Scalloped potatoes are rather labor-intensive, unhealthy (all that cheese) and expensive (all that cheese!), so it’s not something I make often. One question always seems to arise: when is a good time to make scalloped potatoes? The simplest answer is a few days after you’ve baked a ham. My family always had a ham for New Year’s Day; the leftovers usually were reborn into melting cheesy delight a few days afterward. I was always content with this arrangement.
My husband, always looking for excuses to have scalloped potatoes, thinks there ought to be a national holiday in their honor. With the ridiculous numbers of lobbying groups as holiday-happy as they are, I thought it might already exist- so I checked that great and powerful source of all knowledge, the internet. I couldn’t find an actual scalloped potato day (although there are various dairy-based holidays, a national potato day, a national potato month [this is, after all, the federal government] and a national casserole day). In these forays I also learned something of vital importance- today, November 19th, is National Blow Bagpipes Day and Play Monopoly Day. So, while you’re listening to your state-sanctioned bagpipe tunes and playing an endless game of monopoly, you may as well eat some scalloped potatoes.
Here it is: THE RECIPE!
8 medium large potatoes; I like russets
~ 1/2 lb ham scraps, diced
1 large onion, cut in 10-degree meridians
4-5 mushrooms, sliced
1-2 broccoli crowns, diced
4-5 cloves of garlic, diced
2 Tbl butter
2 Tbl flour
2 Tbl cream
1 1/2 C buttermilk
salt and pepper to taste
~ 1 tsp garlic powder (optional)
1 lb good melting cheese (I used half mozzarella and half muenster; swiss, jack and provolone are some of my other favorites), shredded or finely cut
The Prep: Start by boiling the potatoes whole; this will take about 30-40 minutes (even upwards of an hour) depending upon the size of the potatoes. In the meantime, you’ve got a lot of chopping to do.
Sweat your beautifully cut vegetables until the onions are transparent and the broccoli turns a brilliant green.

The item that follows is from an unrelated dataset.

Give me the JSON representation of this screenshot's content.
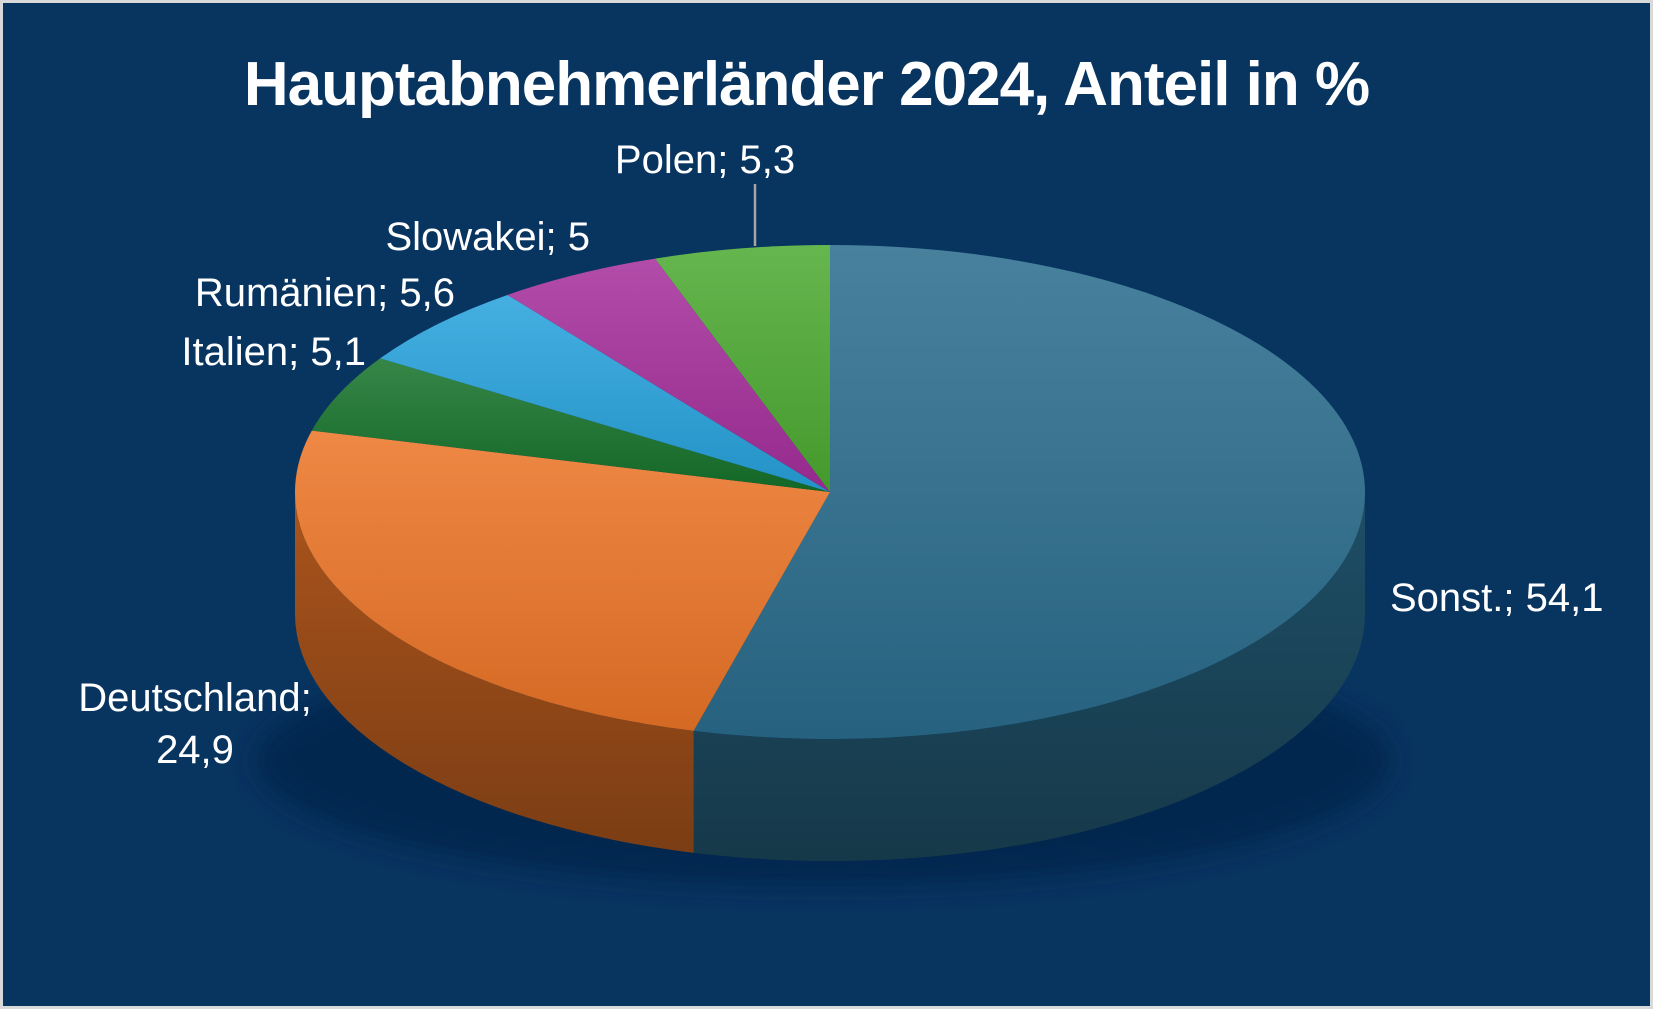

Put them somewhere handy and use the same pan (cast iron, I hope) to make the sauce. Start by making a blonde roux (the butter and flour); stir constantly over medium heat (or use low heat; it will just take longer) until it takes on a lovely slightly toasted color.

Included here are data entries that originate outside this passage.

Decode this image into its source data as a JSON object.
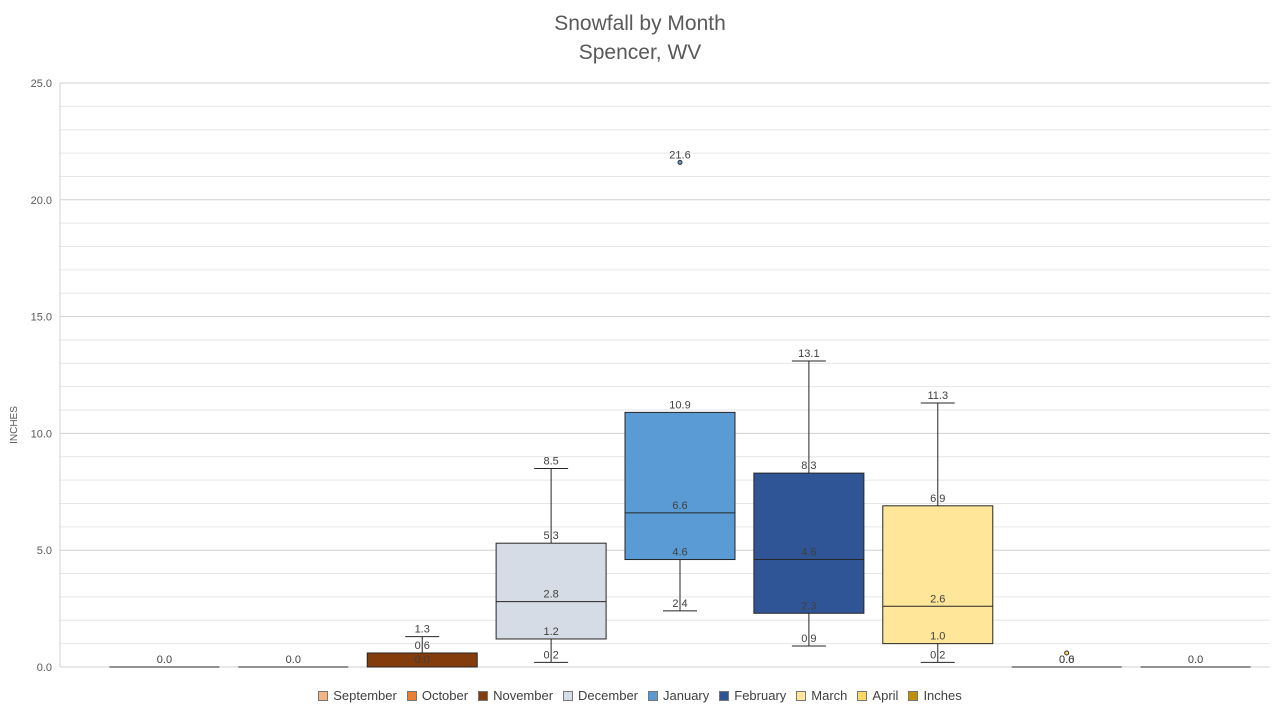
{
  "chart_data": {
    "type": "boxplot",
    "title": "Snowfall by Month",
    "subtitle": "Spencer, WV",
    "ylabel": "INCHES",
    "ylim": [
      0,
      25
    ],
    "yticks": [
      "0.0",
      "5.0",
      "10.0",
      "15.0",
      "20.0",
      "25.0"
    ],
    "categories": [
      "September",
      "October",
      "November",
      "December",
      "January",
      "February",
      "March",
      "April",
      "Inches"
    ],
    "boxes": [
      {
        "name": "September",
        "color": "#f4b183",
        "min": 0.0,
        "q1": 0.0,
        "median": 0.0,
        "q3": 0.0,
        "max": 0.0,
        "labels": [
          "0.0"
        ]
      },
      {
        "name": "October",
        "color": "#ed7d31",
        "min": 0.0,
        "q1": 0.0,
        "median": 0.0,
        "q3": 0.0,
        "max": 0.0,
        "labels": [
          "0.0"
        ]
      },
      {
        "name": "November",
        "color": "#843c0c",
        "min": 0.0,
        "q1": 0.0,
        "median": 0.0,
        "q3": 0.6,
        "max": 1.3,
        "labels": [
          "1.3",
          "0.6",
          "0.0"
        ]
      },
      {
        "name": "December",
        "color": "#d6dce5",
        "min": 0.2,
        "q1": 1.2,
        "median": 2.8,
        "q3": 5.3,
        "max": 8.5,
        "labels": [
          "8.5",
          "5.3",
          "2.8",
          "1.2",
          "0.2"
        ]
      },
      {
        "name": "January",
        "color": "#5b9bd5",
        "min": 2.4,
        "q1": 4.6,
        "median": 6.6,
        "q3": 10.9,
        "max": 10.9,
        "outlier": 21.6,
        "labels": [
          "21.6",
          "10.9",
          "6.6",
          "4.6",
          "2.4"
        ]
      },
      {
        "name": "February",
        "color": "#2f5597",
        "min": 0.9,
        "q1": 2.3,
        "median": 4.6,
        "q3": 8.3,
        "max": 13.1,
        "labels": [
          "13.1",
          "8.3",
          "4.6",
          "2.3",
          "0.9"
        ]
      },
      {
        "name": "March",
        "color": "#ffe699",
        "min": 0.2,
        "q1": 1.0,
        "median": 2.6,
        "q3": 6.9,
        "max": 11.3,
        "labels": [
          "11.3",
          "6.9",
          "2.6",
          "1.0",
          "0.2"
        ]
      },
      {
        "name": "April",
        "color": "#ffd966",
        "min": 0.0,
        "q1": 0.0,
        "median": 0.0,
        "q3": 0.0,
        "max": 0.0,
        "outlier": 0.6,
        "labels": [
          "0.6",
          "0.0"
        ]
      },
      {
        "name": "Inches",
        "color": "#bf9000",
        "min": 0.0,
        "q1": 0.0,
        "median": 0.0,
        "q3": 0.0,
        "max": 0.0,
        "labels": [
          "0.0"
        ]
      }
    ],
    "legend": [
      {
        "label": "September",
        "color": "#f4b183"
      },
      {
        "label": "October",
        "color": "#ed7d31"
      },
      {
        "label": "November",
        "color": "#843c0c"
      },
      {
        "label": "December",
        "color": "#d6dce5"
      },
      {
        "label": "January",
        "color": "#5b9bd5"
      },
      {
        "label": "February",
        "color": "#2f5597"
      },
      {
        "label": "March",
        "color": "#ffe699"
      },
      {
        "label": "April",
        "color": "#ffd966"
      },
      {
        "label": "Inches",
        "color": "#bf9000"
      }
    ],
    "legend_position": "bottom",
    "grid": true
  }
}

When you’ve reached this point, remove the pan from the heat. Quickly stir in the cream and raw garlic. If the cream instantly steams, your pan is too hot and will need to be cooled slightly before adding the buttermilk. Stir in the buttermilk, salt, pepper and garlic powder (if you’re like me and want that extra garlic flavor). Turn on the heat to low or medium low and stir until the sauce is smooth, thick and creamy. By now your potatoes are probably done; remove them from the water and slice them after an appropriate amount of cooling time.
The Assembly: Preheat your oven to 350 degrees. Take a 7-quart Dutch oven (or other large, lidded, oven-proof vessel) and lightly grease the interior. Add a small dollop of the sauce to the bottom; layer the sliced potatoes, ham, vegetables and cheese on top of each other. Press down evenly to prevent air pockets. Repeat this process about four times or until you run out of ingredients. You can put breadcrumbs on top for a crispy topping; I usually refrain from this. Put the lid on and bake for about 45 or until the casserole is hot, bubbly and fused into a cheesy, delicious glob.
If you like a crispy topping, take the lid off for the last 15 minutes of baking to toast the breadcrumbs nicely.
Serve in a bowl, or a plate, or a platter… or a trough- it really doesn’t matter!